Archived web is the term for the data storage created by systematically storing content from the web. In daily language use, the terms “Internet” or “web” are often used as synonyms, but strictly speaking they are not. “Internet” means the sum total of technologies which connect computers in a worldwide network, while “web” means content created for and (mostly) by humans, shared and accessed via a network such as the Internet. In this article the word “web” is used in the sense of World Wide Web (WWW) and its domains.
Initiatives for archiving web content as part of the cultural heritage is a result of the same philosophy as that of State Libraries, National Archives, and other initiatives for creating universal libraries: The wish to preserve and gather as much information as possible, with the (impossible) ideal of gathering literally everything.

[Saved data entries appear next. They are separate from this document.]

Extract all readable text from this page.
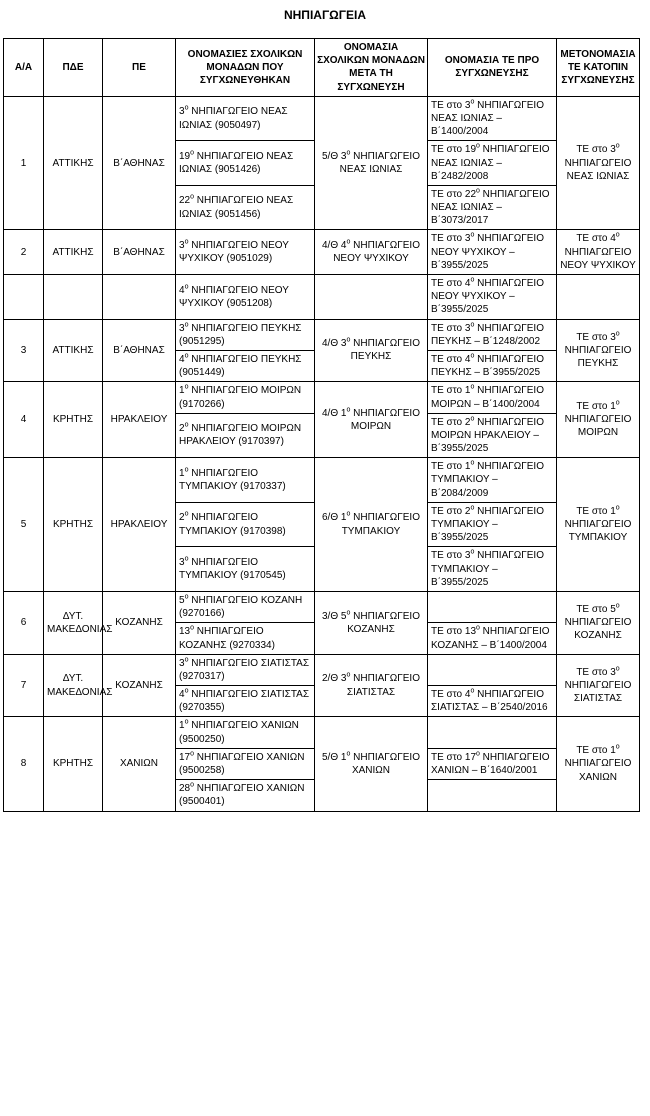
ΝΗΠΙΑΓΩΓΕΙΑ
Α/Α	ΠΔΕ	ΠΕ	ΟΝΟΜΑΣΙΕΣ ΣΧΟΛΙΚΩΝ ΜΟΝΑΔΩΝ ΠΟΥ ΣΥΓΧΩΝΕΥΘΗΚΑΝ	ΟΝΟΜΑΣΙΑ ΣΧΟΛΙΚΩΝ ΜΟΝΑΔΩΝ ΜΕΤΑ ΤΗ ΣΥΓΧΩΝΕΥΣΗ	ΟΝΟΜΑΣΙΑ ΤΕ ΠΡΟ ΣΥΓΧΩΝΕΥΣΗΣ	ΜΕΤΟΝΟΜΑΣΙΑ ΤΕ ΚΑΤΟΠΙΝ ΣΥΓΧΩΝΕΥΣΗΣ
1	ΑΤΤΙΚΗΣ	Β΄ΑΘΗΝΑΣ	$3^o$ ΝΗΠΙΑΓΩΓΕΙΟ ΝΕΑΣ ΙΩΝΙΑΣ (9050497)	5/Θ $3^o$ ΝΗΠΙΑΓΩΓΕΙΟ ΝΕΑΣ ΙΩΝΙΑΣ	ΤΕ στο $3^o$ ΝΗΠΙΑΓΩΓΕΙΟ ΝΕΑΣ ΙΩΝΙΑΣ – Β΄1400/2004	ΤΕ στο $3^o$ ΝΗΠΙΑΓΩΓΕΙΟ ΝΕΑΣ ΙΩΝΙΑΣ
			$19^o$ ΝΗΠΙΑΓΩΓΕΙΟ ΝΕΑΣ ΙΩΝΙΑΣ (9051426)		ΤΕ στο $19^o$ ΝΗΠΙΑΓΩΓΕΙΟ ΝΕΑΣ ΙΩΝΙΑΣ – Β΄2482/2008	
			$22^o$ ΝΗΠΙΑΓΩΓΕΙΟ ΝΕΑΣ ΙΩΝΙΑΣ (9051456)		ΤΕ στο $22^o$ ΝΗΠΙΑΓΩΓΕΙΟ ΝΕΑΣ ΙΩΝΙΑΣ – Β΄3073/2017	
2	ΑΤΤΙΚΗΣ	Β΄ΑΘΗΝΑΣ	$3^o$ ΝΗΠΙΑΓΩΓΕΙΟ ΝΕΟΥ ΨΥΧΙΚΟΥ (9051029)	4/Θ $4^o$ ΝΗΠΙΑΓΩΓΕΙΟ ΝΕΟΥ ΨΥΧΙΚΟΥ	ΤΕ στο $3^o$ ΝΗΠΙΑΓΩΓΕΙΟ ΝΕΟΥ ΨΥΧΙΚΟΥ – Β΄3955/2025	ΤΕ στο $4^o$ ΝΗΠΙΑΓΩΓΕΙΟ ΝΕΟΥ ΨΥΧΙΚΟΥ
			$4^o$ ΝΗΠΙΑΓΩΓΕΙΟ ΝΕΟΥ ΨΥΧΙΚΟΥ (9051208)		ΤΕ στο $4^o$ ΝΗΠΙΑΓΩΓΕΙΟ ΝΕΟΥ ΨΥΧΙΚΟΥ – Β΄3955/2025	
3	ΑΤΤΙΚΗΣ	Β΄ΑΘΗΝΑΣ	$3^o$ ΝΗΠΙΑΓΩΓΕΙΟ ΠΕΥΚΗΣ (9051295)	4/Θ $3^o$ ΝΗΠΙΑΓΩΓΕΙΟ ΠΕΥΚΗΣ	ΤΕ στο $3^o$ ΝΗΠΙΑΓΩΓΕΙΟ ΠΕΥΚΗΣ – Β΄1248/2002	ΤΕ στο $3^o$ ΝΗΠΙΑΓΩΓΕΙΟ ΠΕΥΚΗΣ
			$4^o$ ΝΗΠΙΑΓΩΓΕΙΟ ΠΕΥΚΗΣ (9051449)		ΤΕ στο $4^o$ ΝΗΠΙΑΓΩΓΕΙΟ ΠΕΥΚΗΣ – Β΄3955/2025	
4	ΚΡΗΤΗΣ	ΗΡΑΚΛΕΙΟΥ	$1^o$ ΝΗΠΙΑΓΩΓΕΙΟ ΜΟΙΡΩΝ (9170266)	4/Θ $1^o$ ΝΗΠΙΑΓΩΓΕΙΟ ΜΟΙΡΩΝ	ΤΕ στο $1^o$ ΝΗΠΙΑΓΩΓΕΙΟ ΜΟΙΡΩΝ – Β΄1400/2004	ΤΕ στο $1^o$ ΝΗΠΙΑΓΩΓΕΙΟ ΜΟΙΡΩΝ
			$2^o$ ΝΗΠΙΑΓΩΓΕΙΟ ΜΟΙΡΩΝ ΗΡΑΚΛΕΙΟΥ (9170397)		ΤΕ στο $2^o$ ΝΗΠΙΑΓΩΓΕΙΟ ΜΟΙΡΩΝ ΗΡΑΚΛΕΙΟΥ – Β΄3955/2025	
5	ΚΡΗΤΗΣ	ΗΡΑΚΛΕΙΟΥ	$1^o$ ΝΗΠΙΑΓΩΓΕΙΟ ΤΥΜΠΑΚΙΟΥ (9170337)	6/Θ $1^o$ ΝΗΠΙΑΓΩΓΕΙΟ ΤΥΜΠΑΚΙΟΥ	ΤΕ στο $1^o$ ΝΗΠΙΑΓΩΓΕΙΟ ΤΥΜΠΑΚΙΟΥ – Β΄2084/2009	ΤΕ στο $1^o$ ΝΗΠΙΑΓΩΓΕΙΟ ΤΥΜΠΑΚΙΟΥ
			$2^o$ ΝΗΠΙΑΓΩΓΕΙΟ ΤΥΜΠΑΚΙΟΥ (9170398)		ΤΕ στο $2^o$ ΝΗΠΙΑΓΩΓΕΙΟ ΤΥΜΠΑΚΙΟΥ – Β΄3955/2025	
			$3^o$ ΝΗΠΙΑΓΩΓΕΙΟ ΤΥΜΠΑΚΙΟΥ (9170545)		ΤΕ στο $3^o$ ΝΗΠΙΑΓΩΓΕΙΟ ΤΥΜΠΑΚΙΟΥ – Β΄3955/2025	
6	ΔΥΤ. ΜΑΚΕΔΟΝΙΑΣ	ΚΟΖΑΝΗΣ	$5^o$ ΝΗΠΙΑΓΩΓΕΙΟ ΚΟΖΑΝΗ (9270166)	3/Θ $5^o$ ΝΗΠΙΑΓΩΓΕΙΟ ΚΟΖΑΝΗΣ		ΤΕ στο $5^o$ ΝΗΠΙΑΓΩΓΕΙΟ ΚΟΖΑΝΗΣ
			$13^o$ ΝΗΠΙΑΓΩΓΕΙΟ ΚΟΖΑΝΗΣ (9270334)		ΤΕ στο $13^o$ ΝΗΠΙΑΓΩΓΕΙΟ ΚΟΖΑΝΗΣ – Β΄1400/2004	
7	ΔΥΤ. ΜΑΚΕΔΟΝΙΑΣ	ΚΟΖΑΝΗΣ	$3^o$ ΝΗΠΙΑΓΩΓΕΙΟ ΣΙΑΤΙΣΤΑΣ (9270317)	2/Θ $3^o$ ΝΗΠΙΑΓΩΓΕΙΟ ΣΙΑΤΙΣΤΑΣ		ΤΕ στο $3^o$ ΝΗΠΙΑΓΩΓΕΙΟ ΣΙΑΤΙΣΤΑΣ
			$4^o$ ΝΗΠΙΑΓΩΓΕΙΟ ΣΙΑΤΙΣΤΑΣ (9270355)		ΤΕ στο $4^o$ ΝΗΠΙΑΓΩΓΕΙΟ ΣΙΑΤΙΣΤΑΣ – Β΄2540/2016	
8	ΚΡΗΤΗΣ	ΧΑΝΙΩΝ	$1^o$ ΝΗΠΙΑΓΩΓΕΙΟ ΧΑΝΙΩΝ (9500250)	5/Θ $1^o$ ΝΗΠΙΑΓΩΓΕΙΟ ΧΑΝΙΩΝ		ΤΕ στο $1^o$ ΝΗΠΙΑΓΩΓΕΙΟ ΧΑΝΙΩΝ
			$17^o$ ΝΗΠΙΑΓΩΓΕΙΟ ΧΑΝΙΩΝ (9500258)		ΤΕ στο $17^o$ ΝΗΠΙΑΓΩΓΕΙΟ ΧΑΝΙΩΝ – Β΄1640/2001	
			$28^o$ ΝΗΠΙΑΓΩΓΕΙΟ ΧΑΝΙΩΝ (9500401)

It is hardly necessary to explain the justifications and advances of universal libraries, where the history of ideas can be traced, near complete collections of thoughts on specific topics derived, lost ideas rediscovered, unchanged originals studied against revised versions, etc.
But since the emergence of the World Wide Web for the public in 1991, the World Wide Web has rapidly become the world’s single largest platform for creating and sharing content – in writing, sound, pictures, video, and software.
The urgent need for starting to archive web content soon became obvious. One of the most prominent initiatives is The Internet Archive founded in 1996. In Denmark, a national archive, Netarkivet, was founded in 2005.